State showing ‘complete immaturity’ on data strategy
Footage of Data Protection Commissioner Helen Dixon speaking at a recent event in Israel shows her criticising the government’s plans for ID cards, which she warns may breach EU laws
The Data Protection Commissioner, Helen Dixon, has accused the government of “complete immaturity” in its data strategy, and said the controversial Public Services Card (PSC) could be in breach of data protection laws.
Dixon has an open investigation into the PSC which began in 2017 after concerns were raised that the government had created a de facto national identity card. A spokesman for the commissioner said the investigation was at an advanced stage.
Speaking at a privacy event in Israel, Dixon said that the government’s strategy “shows a complete immaturity in terms of understanding” the European directive on the issue.
The state was planning to make the card mandatory for access to a range of services, including applying for a driving licence, passport, farm grants and student grants. However, it has since rolled back on some services outside the remit of the Department of Social Protection.
It also planned to use the data stored on the card as part of a new health portal to be established by the HSE.
A video clip of Dixon speaking at a panel on privacy and the digital economy at Tel Aviv University was posted online by organisers of the event last week. It featured strong criticisms of the government and its chief information officer (CIO).
Giving an example of where she claims the state was failing to understand its responsibilities regarding citizens’ privacy, Dixon referred to the PSC as a “national identity card” which the government has denied it is.
When asked to appraise the government’s understanding of data protection she replied “[They] spend a lot of time lecturing me about the great and innovative uses that can be made with personal data, without willing to be accountable.
“I think the government in Ireland has huge leaps forward to make, in terms, first of all, of getting the basics of GDPR correct in various government departments.”
Dixon also repeated her claim that specific legislation was needed to provide transparency to the public regarding how their data is going to be used, which is required under data protection legislation.
“A national identity card has been introduced in Ireland, it is called the Public Services Card,” she said. “It has been introduced in Ireland without any specific underpinning legislation. Twelve pieces of ancient social welfare primary legislation with 71 statutory instruments hanging off them, tied together to produce the legal basis for this public services card.

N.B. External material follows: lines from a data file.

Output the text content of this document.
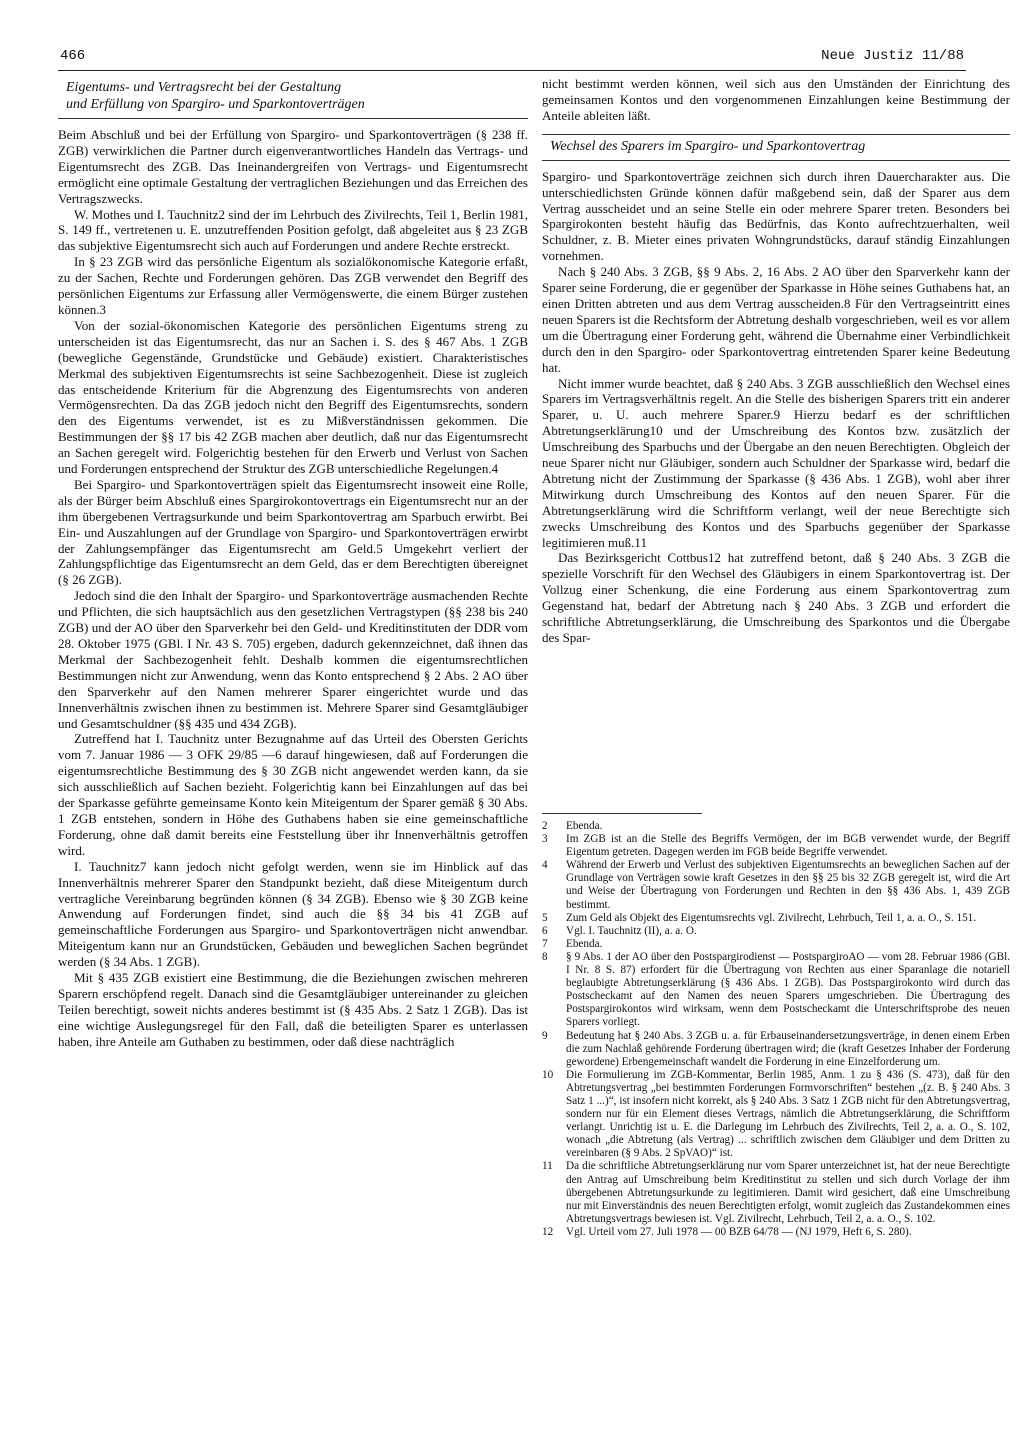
466	Neue Justiz 11/88
Eigentums- und Vertragsrecht bei der Gestaltung
und Erfüllung von Spargiro- und Sparkontoverträgen

Beim Abschluß und bei der Erfüllung von Spargiro- und Sparkontoverträgen (§ 238 ff. ZGB) verwirklichen die Partner durch eigenverantwortliches Handeln das Vertrags- und Eigentumsrecht des ZGB. Das Ineinandergreifen von Vertrags- und Eigentumsrecht ermöglicht eine optimale Gestaltung der vertraglichen Beziehungen und das Erreichen des Vertragszwecks.

W. Mothes und I. Tauchnitz2 sind der im Lehrbuch des Zivilrechts, Teil 1, Berlin 1981, S. 149 ff., vertretenen u. E. unzutreffenden Position gefolgt, daß abgeleitet aus § 23 ZGB das subjektive Eigentumsrecht sich auch auf Forderungen und andere Rechte erstreckt.

In § 23 ZGB wird das persönliche Eigentum als sozialökonomische Kategorie erfaßt, zu der Sachen, Rechte und Forderungen gehören. Das ZGB verwendet den Begriff des persönlichen Eigentums zur Erfassung aller Vermögenswerte, die einem Bürger zustehen können.3

Von der sozial-ökonomischen Kategorie des persönlichen Eigentums streng zu unterscheiden ist das Eigentumsrecht, das nur an Sachen i. S. des § 467 Abs. 1 ZGB (bewegliche Gegenstände, Grundstücke und Gebäude) existiert. Charakteristisches Merkmal des subjektiven Eigentumsrechts ist seine Sachbezogenheit. Diese ist zugleich das entscheidende Kriterium für die Abgrenzung des Eigentumsrechts von anderen Vermögensrechten. Da das ZGB jedoch nicht den Begriff des Eigentumsrechts, sondern den des Eigentums verwendet, ist es zu Mißverständnissen gekommen. Die Bestimmungen der §§ 17 bis 42 ZGB machen aber deutlich, daß nur das Eigentumsrecht an Sachen geregelt wird. Folgerichtig bestehen für den Erwerb und Verlust von Sachen und Forderungen entsprechend der Struktur des ZGB unterschiedliche Regelungen.4

Bei Spargiro- und Sparkontoverträgen spielt das Eigentumsrecht insoweit eine Rolle, als der Bürger beim Abschluß eines Spargirokontovertrags ein Eigentumsrecht nur an der ihm übergebenen Vertragsurkunde und beim Sparkontovertrag am Sparbuch erwirbt. Bei Ein- und Auszahlungen auf der Grundlage von Spargiro- und Sparkontoverträgen erwirbt der Zahlungsempfänger das Eigentumsrecht am Geld.5 Umgekehrt verliert der Zahlungspflichtige das Eigentumsrecht an dem Geld, das er dem Berechtigten übereignet (§ 26 ZGB).

Jedoch sind die den Inhalt der Spargiro- und Sparkontoverträge ausmachenden Rechte und Pflichten, die sich hauptsächlich aus den gesetzlichen Vertragstypen (§§ 238 bis 240 ZGB) und der AO über den Sparverkehr bei den Geld- und Kreditinstituten der DDR vom 28. Oktober 1975 (GBl. I Nr. 43 S. 705) ergeben, dadurch gekennzeichnet, daß ihnen das Merkmal der Sachbezogenheit fehlt. Deshalb kommen die eigentumsrechtlichen Bestimmungen nicht zur Anwendung, wenn das Konto entsprechend § 2 Abs. 2 AO über den Sparverkehr auf den Namen mehrerer Sparer eingerichtet wurde und das Innenverhältnis zwischen ihnen zu bestimmen ist. Mehrere Sparer sind Gesamtgläubiger und Gesamtschuldner (§§ 435 und 434 ZGB).

Zutreffend hat I. Tauchnitz unter Bezugnahme auf das Urteil des Obersten Gerichts vom 7. Januar 1986 — 3 OFK 29/85 —6 darauf hingewiesen, daß auf Forderungen die eigentumsrechtliche Bestimmung des § 30 ZGB nicht angewendet werden kann, da sie sich ausschließlich auf Sachen bezieht. Folgerichtig kann bei Einzahlungen auf das bei der Sparkasse geführte gemeinsame Konto kein Miteigentum der Sparer gemäß § 30 Abs. 1 ZGB entstehen, sondern in Höhe des Guthabens haben sie eine gemeinschaftliche Forderung, ohne daß damit bereits eine Feststellung über ihr Innenverhältnis getroffen wird.

I. Tauchnitz7 kann jedoch nicht gefolgt werden, wenn sie im Hinblick auf das Innenverhältnis mehrerer Sparer den Standpunkt bezieht, daß diese Miteigentum durch vertragliche Vereinbarung begründen können (§ 34 ZGB). Ebenso wie § 30 ZGB keine Anwendung auf Forderungen findet, sind auch die §§ 34 bis 41 ZGB auf gemeinschaftliche Forderungen aus Spargiro- und Sparkontoverträgen nicht anwendbar. Miteigentum kann nur an Grundstücken, Gebäuden und beweglichen Sachen begründet werden (§ 34 Abs. 1 ZGB).

Mit § 435 ZGB existiert eine Bestimmung, die die Beziehungen zwischen mehreren Sparern erschöpfend regelt. Danach sind die Gesamtgläubiger untereinander zu gleichen Teilen berechtigt, soweit nichts anderes bestimmt ist (§ 435 Abs. 2 Satz 1 ZGB). Das ist eine wichtige Auslegungsregel für den Fall, daß die beteiligten Sparer es unterlassen haben, ihre Anteile am Guthaben zu bestimmen, oder daß diese nachträglich

nicht bestimmt werden können, weil sich aus den Umständen der Einrichtung des gemeinsamen Kontos und den vorgenommenen Einzahlungen keine Bestimmung der Anteile ableiten läßt.

Wechsel des Sparers im Spargiro- und Sparkontovertrag

Spargiro- und Sparkontoverträge zeichnen sich durch ihren Dauercharakter aus. Die unterschiedlichsten Gründe können dafür maßgebend sein, daß der Sparer aus dem Vertrag ausscheidet und an seine Stelle ein oder mehrere Sparer treten. Besonders bei Spargirokonten besteht häufig das Bedürfnis, das Konto aufrechtzuerhalten, weil Schuldner, z. B. Mieter eines privaten Wohngrundstücks, darauf ständig Einzahlungen vornehmen.

Nach § 240 Abs. 3 ZGB, §§ 9 Abs. 2, 16 Abs. 2 AO über den Sparverkehr kann der Sparer seine Forderung, die er gegenüber der Sparkasse in Höhe seines Guthabens hat, an einen Dritten abtreten und aus dem Vertrag ausscheiden.8 Für den Vertragseintritt eines neuen Sparers ist die Rechtsform der Abtretung deshalb vorgeschrieben, weil es vor allem um die Übertragung einer Forderung geht, während die Übernahme einer Verbindlichkeit durch den in den Spargiro- oder Sparkontovertrag eintretenden Sparer keine Bedeutung hat.

Nicht immer wurde beachtet, daß § 240 Abs. 3 ZGB ausschließlich den Wechsel eines Sparers im Vertragsverhältnis regelt. An die Stelle des bisherigen Sparers tritt ein anderer Sparer, u. U. auch mehrere Sparer.9 Hierzu bedarf es der schriftlichen Abtretungserklärung10 und der Umschreibung des Kontos bzw. zusätzlich der Umschreibung des Sparbuchs und der Übergabe an den neuen Berechtigten. Obgleich der neue Sparer nicht nur Gläubiger, sondern auch Schuldner der Sparkasse wird, bedarf die Abtretung nicht der Zustimmung der Sparkasse (§ 436 Abs. 1 ZGB), wohl aber ihrer Mitwirkung durch Umschreibung des Kontos auf den neuen Sparer. Für die Abtretungserklärung wird die Schriftform verlangt, weil der neue Berechtigte sich zwecks Umschreibung des Kontos und des Sparbuchs gegenüber der Sparkasse legitimieren muß.11

Das Bezirksgericht Cottbus12 hat zutreffend betont, daß § 240 Abs. 3 ZGB die spezielle Vorschrift für den Wechsel des Gläubigers in einem Sparkontovertrag ist. Der Vollzug einer Schenkung, die eine Forderung aus einem Sparkontovertrag zum Gegenstand hat, bedarf der Abtretung nach § 240 Abs. 3 ZGB und erfordert die schriftliche Abtretungserklärung, die Umschreibung des Sparkontos und die Übergabe des Spar-

2	Ebenda.
3	Im ZGB ist an die Stelle des Begriffs Vermögen, der im BGB verwendet wurde, der Begriff Eigentum getreten. Dagegen werden im FGB beide Begriffe verwendet.
4	Während der Erwerb und Verlust des subjektiven Eigentumsrechts an beweglichen Sachen auf der Grundlage von Verträgen sowie kraft Gesetzes in den §§ 25 bis 32 ZGB geregelt ist, wird die Art und Weise der Übertragung von Forderungen und Rechten in den §§ 436 Abs. 1, 439 ZGB bestimmt.
5	Zum Geld als Objekt des Eigentumsrechts vgl. Zivilrecht, Lehrbuch, Teil 1, a. a. O., S. 151.
6	Vgl. I. Tauchnitz (II), a. a. O.
7	Ebenda.
8	§ 9 Abs. 1 der AO über den Postspargirodienst — PostspargiroAO — vom 28. Februar 1986 (GBl. I Nr. 8 S. 87) erfordert für die Übertragung von Rechten aus einer Sparanlage die notariell beglaubigte Abtretungserklärung (§ 436 Abs. 1 ZGB). Das Postspargirokonto wird durch das Postscheckamt auf den Namen des neuen Sparers umgeschrieben. Die Übertragung des Postspargirokontos wird wirksam, wenn dem Postscheckamt die Unterschriftsprobe des neuen Sparers vorliegt.
9	Bedeutung hat § 240 Abs. 3 ZGB u. a. für Erbauseinandersetzungsverträge, in denen einem Erben die zum Nachlaß gehörende Forderung übertragen wird; die (kraft Gesetzes Inhaber der Forderung gewordene) Erbengemeinschaft wandelt die Forderung in eine Einzelforderung um.
10	Die Formulierung im ZGB-Kommentar, Berlin 1985, Anm. 1 zu § 436 (S. 473), daß für den Abtretungsvertrag „bei bestimmten Forderungen Formvorschriften“ bestehen „(z. B. § 240 Abs. 3 Satz 1 ...)“, ist insofern nicht korrekt, als § 240 Abs. 3 Satz 1 ZGB nicht für den Abtretungsvertrag, sondern nur für ein Element dieses Vertrags, nämlich die Abtretungserklärung, die Schriftform verlangt. Unrichtig ist u. E. die Darlegung im Lehrbuch des Zivilrechts, Teil 2, a. a. O., S. 102, wonach „die Abtretung (als Vertrag) ... schriftlich zwischen dem Gläubiger und dem Dritten zu vereinbaren (§ 9 Abs. 2 SpVAO)“ ist.
11	Da die schriftliche Abtretungserklärung nur vom Sparer unterzeichnet ist, hat der neue Berechtigte den Antrag auf Umschreibung beim Kreditinstitut zu stellen und sich durch Vorlage der ihm übergebenen Abtretungsurkunde zu legitimieren. Damit wird gesichert, daß eine Umschreibung nur mit Einverständnis des neuen Berechtigten erfolgt, womit zugleich das Zustandekommen eines Abtretungsvertrags bewiesen ist. Vgl. Zivilrecht, Lehrbuch, Teil 2, a. a. O., S. 102.
12	Vgl. Urteil vom 27. Juli 1978 — 00 BZB 64/78 — (NJ 1979, Heft 6, S. 280).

“The government says: ‘Don’t worry about it, it’s not mandatory’, but it will be necessary to access any service in Ireland. It has a requirement for a high quality photograph on the face of the card that has to be taken on site at the digital agency, and then a centralised biometric template database is stored. So that’s really the situation in Ireland.”
Dixon said Ireland was moving slower technologically in its use of citizen data than other countries, but that it had “an awful lot of ground to catch up in data protection terms”.
The DPC investigation into the PSC began before the general data protection regulation (GDPR) came into force, which means the sanctions available to her are limited.
However, if a breach is found to have been ongoing past the date of GDPR’s enactment in May 2018, an investigation under the directive can be started.
This would give the DPC stronger sanctions against the government, and could lead to individuals taking claims against the state in the courts.
The government has claimed that there is a clear legal basis for the PSC, and three million of the cards have already been issued. The cost of the PSC project to date is €60 million.